Effects of pressure garments of varying designs on upper extremity sensorimotor functions and quality of life after stroke: Study protocol for a multicenter, double-blind, prospective randomized controlled trial.

RATIONALE

Stroke often results in extensive neurological damage, leading to a wide range of rehabilitation needs and challenges, with upper extremity dysfunction being particularly prevalent. Although pressure garments have been used in the rehabilitation of children with cerebral palsy to reduce muscle tone, their therapeutic effects have not been thoroughly investigated in the field of stroke.

AIMS

To determine the effects of pressure garments with varying designs on stroke patients' sensorimotor function and quality of life.

SAMPLE SIZE ESTIMATE

A total of 165 participants is required (55/group) with an effect size of 0.125, power of 0.80, alpha level of 0.05, and adjusted for a dropout rate of 20%.

METHODS AND DESIGN

This is a multicenter, double-blind, prospective randomized controlled, three-group trial. At three hospitals in Shandong, China, 165 patients within 1-12 months of stroke are randomly assigned (1:1:1) to receive Dorsal-Double-layered 10% circumferential reduction (DD-10, intervention), Single-layered 10% circumferential reduction (S-10, intervention), or Single-layered 0% circumferential reduction (S-0, placebo) pressure garments. Pressure garments are worn for 3 hours in the morning, 3 hours in the afternoon, and 8 hours at night daily for 8 weeks. During the first 4 weeks, patients also receive 30-min occupational therapy sessions.

STUDY OUTCOMES

The primary outcome is the Fugl-Meyer Assessment of Upper Extremity to assess motor control. Secondary outcomes are the Box and Block Test (BBT) for assessing dexterity, Modified Ashworth Scale (MAS) for assessing muscle tone, Visual Analogue Scale for assessing pain, Disabilities of Arm, Shoulder, and Hand (DASH) for assessing self-perceived upper extremity function, and 36 Item Short Health Survey (SF-36) for assessing quality of life.
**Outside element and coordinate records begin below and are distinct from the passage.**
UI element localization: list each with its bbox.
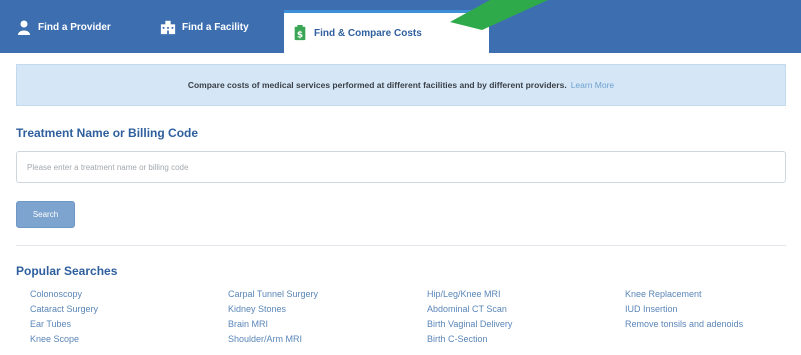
- popular-search-link[interactable]: Brain MRI: [228, 317, 318, 332]
- popular-search-link[interactable]: Hip/Leg/Knee MRI: [427, 287, 512, 302]
- popular-column-4: Knee Replacement IUD Insertion Remove to…: [625, 287, 743, 332]
- popular-column-2: Carpal Tunnel Surgery Kidney Stones Brai…: [228, 287, 318, 347]
- pointer-arrow-icon: [450, 0, 548, 30]
- building-icon: [160, 20, 176, 35]
- popular-search-link[interactable]: IUD Insertion: [625, 302, 743, 317]
- popular-search-link[interactable]: Knee Replacement: [625, 287, 743, 302]
- dollar-document-icon: $: [294, 25, 306, 40]
- tab-label: Find a Facility: [182, 21, 249, 33]
- popular-search-link[interactable]: Abdominal CT Scan: [427, 302, 512, 317]
- treatment-search-input[interactable]: [17, 152, 785, 182]
- popular-search-link[interactable]: Remove tonsils and adenoids: [625, 317, 743, 332]
- info-banner: Compare costs of medical services perfor…: [16, 64, 786, 106]
- tab-find-provider[interactable]: Find a Provider: [16, 12, 111, 42]
- popular-searches-title: Popular Searches: [16, 264, 118, 278]
- tab-label: Find a Provider: [38, 21, 111, 33]
- tab-label: Find & Compare Costs: [314, 27, 422, 39]
- tab-find-facility[interactable]: Find a Facility: [160, 12, 249, 42]
- popular-search-link[interactable]: Knee Scope: [30, 332, 98, 347]
- banner-text: Compare costs of medical services perfor…: [187, 80, 567, 90]
- popular-search-link[interactable]: Ear Tubes: [30, 317, 98, 332]
- popular-search-link[interactable]: Cataract Surgery: [30, 302, 98, 317]
- divider: [16, 245, 786, 246]
- learn-more-link[interactable]: Learn More: [571, 80, 614, 90]
- popular-search-link[interactable]: Shoulder/Arm MRI: [228, 332, 318, 347]
- treatment-input-container: [16, 151, 786, 183]
- popular-search-link[interactable]: Carpal Tunnel Surgery: [228, 287, 318, 302]
- popular-column-1: Colonoscopy Cataract Surgery Ear Tubes K…: [30, 287, 98, 347]
- search-button[interactable]: Search: [16, 201, 75, 228]
- svg-text:$: $: [297, 30, 303, 40]
- person-icon: [18, 20, 30, 35]
- tab-bar: Find a Provider Find a Facility $ Find &…: [0, 0, 801, 53]
- popular-search-link[interactable]: Birth C-Section: [427, 332, 512, 347]
- popular-search-link[interactable]: Kidney Stones: [228, 302, 318, 317]
- popular-search-link[interactable]: Birth Vaginal Delivery: [427, 317, 512, 332]
- popular-column-3: Hip/Leg/Knee MRI Abdominal CT Scan Birth…: [427, 287, 512, 347]
- popular-search-link[interactable]: Colonoscopy: [30, 287, 98, 302]
- treatment-section-title: Treatment Name or Billing Code: [16, 126, 199, 140]
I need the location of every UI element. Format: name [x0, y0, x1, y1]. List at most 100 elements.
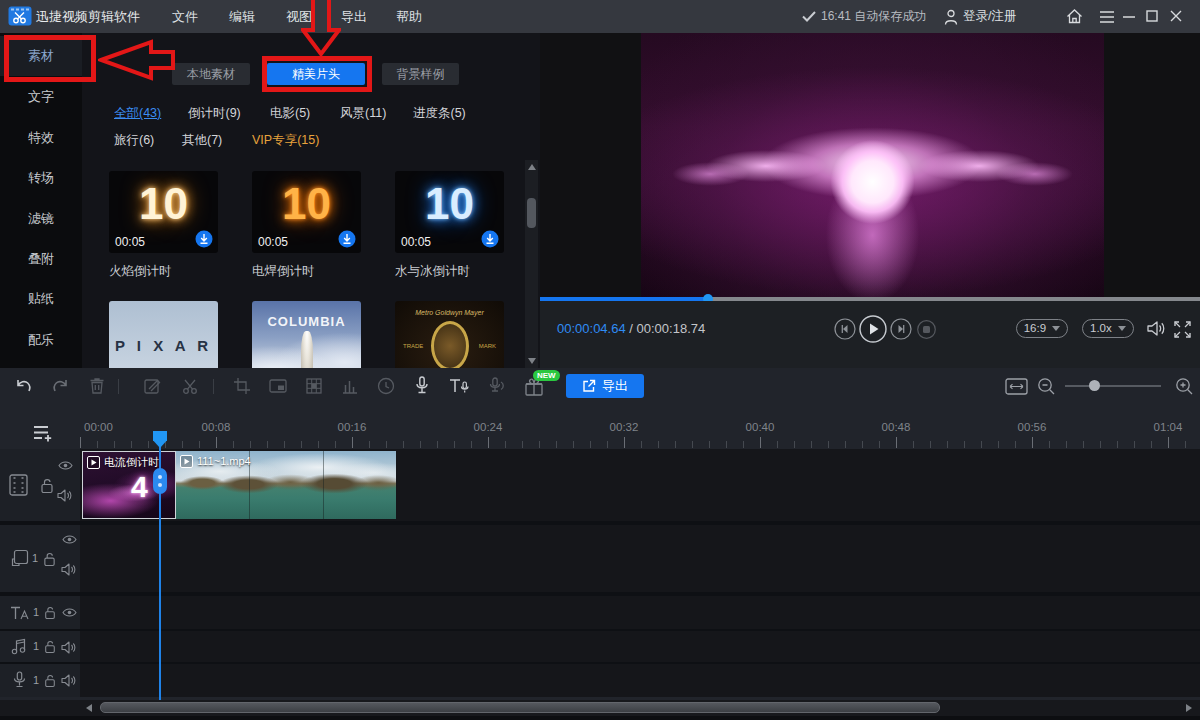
template-card-ice-countdown[interactable]: 10 00:05	[395, 171, 504, 253]
split-scissors-icon[interactable]	[180, 376, 200, 396]
timeline-zoom-slider[interactable]	[1065, 385, 1161, 387]
tab-local-material[interactable]: 本地素材	[172, 63, 250, 85]
text-to-speech-icon[interactable]	[448, 376, 470, 396]
sidebar-item-filters[interactable]: 滤镜	[0, 199, 82, 239]
fit-timeline-icon[interactable]	[1005, 378, 1028, 395]
zoom-out-icon[interactable]	[1037, 377, 1056, 396]
voice-track-lane[interactable]	[0, 664, 1200, 697]
menu-help[interactable]: 帮助	[396, 0, 422, 33]
timeline-hscrollbar[interactable]	[0, 700, 1200, 716]
hamburger-menu-icon[interactable]	[1099, 11, 1115, 23]
export-button[interactable]: 导出	[566, 374, 644, 398]
zoom-in-icon[interactable]	[1175, 377, 1194, 396]
download-icon[interactable]	[195, 230, 213, 248]
speaker-icon[interactable]	[61, 641, 76, 654]
scroll-up-arrow[interactable]	[528, 164, 536, 170]
minimize-button[interactable]	[1123, 16, 1135, 18]
card-number: 10	[109, 179, 218, 229]
speaker-icon[interactable]	[61, 563, 76, 576]
aspect-ratio-select[interactable]: 16:9	[1016, 319, 1068, 338]
menu-export[interactable]: 导出	[341, 0, 367, 33]
duration-clock-icon[interactable]	[376, 376, 396, 396]
sidebar-item-music[interactable]: 配乐	[0, 320, 82, 360]
eye-icon[interactable]	[62, 607, 77, 618]
audio-levels-icon[interactable]	[340, 376, 360, 396]
filter-scenery[interactable]: 风景(11)	[340, 105, 386, 122]
pip-icon[interactable]	[268, 376, 288, 396]
voice-changer-icon[interactable]	[487, 376, 507, 396]
sidebar-item-effects[interactable]: 特效	[0, 118, 82, 158]
sidebar-item-stickers[interactable]: 贴纸	[0, 279, 82, 319]
scroll-left-arrow[interactable]	[86, 704, 92, 712]
download-icon[interactable]	[338, 230, 356, 248]
redo-icon[interactable]	[50, 376, 70, 396]
hscrollbar-thumb[interactable]	[100, 702, 940, 713]
speaker-icon[interactable]	[61, 674, 76, 687]
filter-vip[interactable]: VIP专享(15)	[252, 132, 319, 149]
filter-countdown[interactable]: 倒计时(9)	[188, 105, 241, 122]
menu-file[interactable]: 文件	[172, 0, 198, 33]
crop-icon[interactable]	[232, 376, 252, 396]
zoom-slider-handle[interactable]	[1089, 380, 1100, 391]
fullscreen-icon[interactable]	[1174, 321, 1191, 338]
template-card-fire-countdown[interactable]: 10 00:05	[109, 171, 218, 253]
stop-button[interactable]	[917, 320, 936, 339]
lock-icon[interactable]	[44, 639, 56, 654]
menu-edit[interactable]: 编辑	[229, 0, 255, 33]
next-frame-button[interactable]	[890, 318, 912, 340]
sidebar-item-text[interactable]: 文字	[0, 77, 82, 117]
pip-track-lane[interactable]	[0, 525, 1200, 592]
tab-background-samples[interactable]: 背景样例	[382, 63, 459, 85]
scrollbar-thumb[interactable]	[527, 198, 536, 228]
home-icon[interactable]	[1066, 9, 1083, 24]
materials-scrollbar[interactable]	[525, 160, 538, 368]
video-preview[interactable]	[540, 33, 1200, 299]
eye-icon[interactable]	[58, 460, 73, 471]
clip-name: 电流倒计时	[104, 455, 159, 470]
speaker-icon[interactable]	[57, 489, 72, 502]
gift-icon[interactable]: NEW	[523, 376, 545, 397]
filter-movie[interactable]: 电影(5)	[270, 105, 310, 122]
lock-icon[interactable]	[40, 477, 54, 494]
add-track-icon[interactable]	[32, 424, 54, 443]
playhead-clip-handle[interactable]	[153, 468, 167, 494]
template-card-pixar[interactable]: P I X A R	[109, 301, 218, 368]
scroll-down-arrow[interactable]	[528, 358, 536, 364]
card-number: 10	[395, 179, 504, 229]
speed-select[interactable]: 1.0x	[1082, 319, 1134, 338]
template-card-mgm[interactable]: Metro Goldwyn Mayer TRADE MARK	[395, 301, 504, 368]
close-button[interactable]	[1170, 10, 1182, 22]
timeline-clip-video[interactable]: 111~1.mp4	[176, 451, 396, 519]
download-icon[interactable]	[481, 230, 499, 248]
filter-travel[interactable]: 旅行(6)	[114, 132, 154, 149]
sidebar-item-transitions[interactable]: 转场	[0, 158, 82, 198]
sidebar-item-overlay[interactable]: 叠附	[0, 239, 82, 279]
lock-icon[interactable]	[43, 551, 56, 567]
template-card-columbia[interactable]: COLUMBIA	[252, 301, 361, 368]
filter-progressbar[interactable]: 进度条(5)	[413, 105, 466, 122]
mosaic-icon[interactable]	[304, 376, 324, 396]
music-track-lane[interactable]	[0, 631, 1200, 662]
record-mic-icon[interactable]	[412, 375, 432, 396]
delete-icon[interactable]	[87, 376, 107, 396]
clip-type-icon	[180, 455, 193, 468]
lock-icon[interactable]	[44, 673, 56, 688]
lock-icon[interactable]	[44, 605, 56, 620]
scroll-right-arrow[interactable]	[1186, 704, 1192, 712]
filter-all[interactable]: 全部(43)	[114, 105, 161, 122]
undo-icon[interactable]	[14, 376, 34, 396]
play-button[interactable]	[859, 315, 887, 343]
ruler-label: 00:00	[84, 421, 113, 433]
voice-track-icon	[13, 671, 26, 689]
edit-clip-icon[interactable]	[142, 376, 162, 396]
login-register-link[interactable]: 登录/注册	[963, 0, 1016, 33]
timeline-ruler[interactable]: 00:00 00:08 00:16 00:24 00:32 00:40 00:4…	[0, 405, 1200, 449]
volume-icon[interactable]	[1146, 320, 1166, 337]
maximize-button[interactable]	[1146, 10, 1158, 22]
template-card-weld-countdown[interactable]: 10 00:05	[252, 171, 361, 253]
text-track-lane[interactable]	[0, 596, 1200, 629]
prev-frame-button[interactable]	[834, 318, 856, 340]
filter-other[interactable]: 其他(7)	[182, 132, 222, 149]
card-brand: P I X A R	[109, 337, 218, 354]
eye-icon[interactable]	[62, 534, 77, 545]
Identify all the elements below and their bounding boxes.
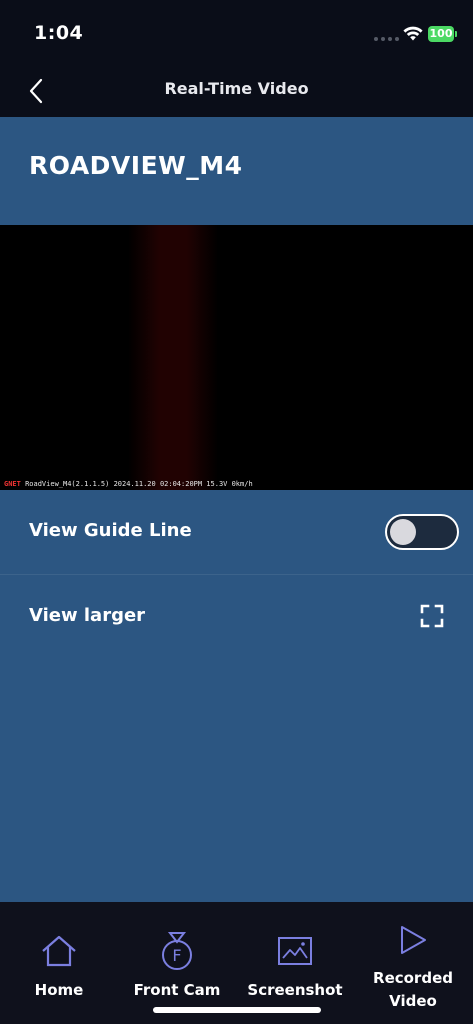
home-indicator — [153, 1007, 321, 1013]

Measurements are taken at Time 1(Baseline), Time 2 (Week 4), and Time 3 (Week 8).

DISCUSSION

The expected outcome of this study is that it can determine the design of pressure garments best suited to improve sensorimotor function and the quality of life of stroke patients. It can also extend the clinical value of pressure garments and help healthcare professionals make more targeted treatment choices for stroke patients.

TRIAL REGISTRATION

ClinicalTrials.gov Identifier: NCT06587308.